I’ve always learnt the most when I had to project manage something unfamiliar, put something right or solve a major problem that was threating the success of my projects and our backs were against the wall. Under these circumstances my team and I looked at issues in a completely fresh way, mainly because we had no previous terms of reference. This meant that these situations tended to produce our most productive and creative insights and solutions.
For example in the late 1990’s when I was a Director of ABB Building Systems my team and I secured the design, construction and operation contract for a major district hospital worth tens of millions of pounds, under the first wave of the UK’s Private Finance Initiative (PFI). The key challenge with this project was that we had to build the hospital in 1/3rd less time than the previous best performance delivered by the public sector. This meant the hospital had to be built in 2 years rather than 3.

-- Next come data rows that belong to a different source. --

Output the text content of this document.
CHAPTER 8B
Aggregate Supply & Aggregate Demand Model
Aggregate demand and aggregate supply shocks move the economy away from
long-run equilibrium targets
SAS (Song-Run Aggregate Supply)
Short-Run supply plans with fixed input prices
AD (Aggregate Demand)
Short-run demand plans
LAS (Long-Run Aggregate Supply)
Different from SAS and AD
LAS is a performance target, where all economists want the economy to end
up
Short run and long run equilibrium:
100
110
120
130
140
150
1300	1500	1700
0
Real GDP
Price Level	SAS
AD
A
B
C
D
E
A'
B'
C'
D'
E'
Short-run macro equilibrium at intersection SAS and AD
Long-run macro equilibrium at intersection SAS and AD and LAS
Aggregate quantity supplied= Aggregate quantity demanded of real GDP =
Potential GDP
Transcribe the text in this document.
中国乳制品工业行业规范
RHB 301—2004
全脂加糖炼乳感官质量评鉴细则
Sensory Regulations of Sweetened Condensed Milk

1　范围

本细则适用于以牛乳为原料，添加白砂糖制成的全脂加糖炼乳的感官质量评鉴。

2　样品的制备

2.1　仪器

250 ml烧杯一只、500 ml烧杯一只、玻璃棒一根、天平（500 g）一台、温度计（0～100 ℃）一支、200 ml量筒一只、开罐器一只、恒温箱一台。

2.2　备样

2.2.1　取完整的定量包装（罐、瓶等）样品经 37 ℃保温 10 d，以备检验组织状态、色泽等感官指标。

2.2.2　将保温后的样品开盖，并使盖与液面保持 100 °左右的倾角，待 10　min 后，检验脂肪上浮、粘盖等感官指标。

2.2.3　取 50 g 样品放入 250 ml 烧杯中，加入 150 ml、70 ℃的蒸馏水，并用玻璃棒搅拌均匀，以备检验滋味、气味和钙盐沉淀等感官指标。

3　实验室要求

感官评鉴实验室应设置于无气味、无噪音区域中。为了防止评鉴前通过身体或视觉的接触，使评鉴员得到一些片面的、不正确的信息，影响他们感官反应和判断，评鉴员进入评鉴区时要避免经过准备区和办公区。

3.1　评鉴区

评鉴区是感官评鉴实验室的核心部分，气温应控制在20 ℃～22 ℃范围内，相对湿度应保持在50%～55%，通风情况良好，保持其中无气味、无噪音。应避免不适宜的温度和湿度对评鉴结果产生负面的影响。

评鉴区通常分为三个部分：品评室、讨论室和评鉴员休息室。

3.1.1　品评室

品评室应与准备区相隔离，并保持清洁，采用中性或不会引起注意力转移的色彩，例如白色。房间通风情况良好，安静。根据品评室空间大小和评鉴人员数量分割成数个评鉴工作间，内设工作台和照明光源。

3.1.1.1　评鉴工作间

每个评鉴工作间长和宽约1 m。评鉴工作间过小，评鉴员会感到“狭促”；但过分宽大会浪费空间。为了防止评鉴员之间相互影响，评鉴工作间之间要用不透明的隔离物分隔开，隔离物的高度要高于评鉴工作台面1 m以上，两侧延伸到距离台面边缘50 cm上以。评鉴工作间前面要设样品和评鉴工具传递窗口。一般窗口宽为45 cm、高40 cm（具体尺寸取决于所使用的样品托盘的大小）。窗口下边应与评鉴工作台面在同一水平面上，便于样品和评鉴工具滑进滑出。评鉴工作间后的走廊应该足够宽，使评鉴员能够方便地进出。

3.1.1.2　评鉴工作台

Our approach was to look to the manufacturing sector and examine how they improved their cost and time performance in factories. We then applied this thinking to the hospital construction site and asked ourselves how we could ensure that the workforce who had to build the hospital could stay at the workface and be at their most productive for their full working day. Asking this simple question meant we were able to a) identify what needed to be done to ensure the design information was always available when required, b) the logistics of servicing the workforce with materials, tools breakfast, lunch and comfort breaks were in place and properly optimised, c) the team were motivated, engaged and took pride in the purpose for building the hospital and d) there was a lesson learnt and briefing process in place for teams that meant mistakes and their rectification by one team could be shared with another to build quality and continuous improvement into the construction process. This approach resulted in the successful delivery of the project on time, to quality and within the cost constraints.
What this project and many others over the years have thought me is that leadership, clarity of purpose, workforce engagement, attention to detail, the use of appropriate and fit for purpose processes, and a strive for excellence are as important in delivering world class projects as they are in growing world class businesses.